Herbert Edmund Crocker (1877-1962) was born on 10 September 1877, the son of H.J. Crocker and Blanche Greenhill. He attended Shrewsbury School, 1892-1894, and studied French in Paris for two years. He obtained a commission as Lieutenant in the Essex Regiment in 1900, and served in the South African War. In 1901 he was seconded to the North Nigerian Regiment. During the First World War Crocker commanded the 13th Signal Company at Gallipoli, where he was wounded. He was appointed second-in-command of the 8th Battalion, Cheshire Regiment, which arrived in Mesopotamia in late February 1916. He became battalion commander during the capture of Hai Salient on 15 February 1917, and retained this position until the end of the war. Crocker retired in 1929, and died on 13 May 1962.

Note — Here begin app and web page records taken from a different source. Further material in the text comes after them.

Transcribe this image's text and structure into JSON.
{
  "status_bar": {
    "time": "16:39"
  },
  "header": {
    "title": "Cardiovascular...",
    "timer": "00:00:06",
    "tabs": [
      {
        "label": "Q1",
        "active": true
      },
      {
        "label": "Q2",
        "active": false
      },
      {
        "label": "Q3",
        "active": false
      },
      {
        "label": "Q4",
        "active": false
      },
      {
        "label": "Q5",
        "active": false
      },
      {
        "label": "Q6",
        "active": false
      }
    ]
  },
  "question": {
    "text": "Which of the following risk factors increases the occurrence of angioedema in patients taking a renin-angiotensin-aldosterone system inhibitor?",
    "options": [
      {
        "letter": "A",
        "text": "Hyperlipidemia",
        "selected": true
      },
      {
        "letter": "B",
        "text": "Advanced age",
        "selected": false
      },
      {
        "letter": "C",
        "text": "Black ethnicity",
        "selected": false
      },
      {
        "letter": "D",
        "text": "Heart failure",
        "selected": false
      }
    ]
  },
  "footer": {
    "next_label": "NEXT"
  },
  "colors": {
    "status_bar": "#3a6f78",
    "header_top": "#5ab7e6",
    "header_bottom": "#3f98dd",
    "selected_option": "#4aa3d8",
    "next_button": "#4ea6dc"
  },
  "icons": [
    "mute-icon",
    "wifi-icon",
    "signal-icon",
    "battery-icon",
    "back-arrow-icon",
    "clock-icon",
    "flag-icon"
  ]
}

The diary begins with Crocker's battalion camped on the River Diyala, defending the perimeter of Windiyeh, to the northwest of Baghdad. There is a sketch map indicating this position on page 1a. The entries record Crocker's daily activities as commanding officer, inspecting company positions, overseeing the preparation of new defensive lines and training his men. There are brief references to contact with local sheikhs and an account of Crocker's trip to Baghdad on leave in early October to recover from a fever. Crocker makes reference to the trying climatic conditions and the continual difficulties in securing supplies, and describes the battalion's work digging trenches and building earthworks against possible Turkish attacks. The diary moves on to describe the action against the Turkish forces in front of the high ground at the Jebel Hemrin, which began in mid October 1917. There is a detailed sketch map to accompany these entries on p. 48. Thereafter, the battalion was encamped on Beacon Nullah, halfway between Seraijiq on the Khalis canal and Qalat al Mufti on the Diyala River, where it practised field exercises in the winter in preparation for the coming campaign in northern Iraq.
The provenance of the collection is unknown.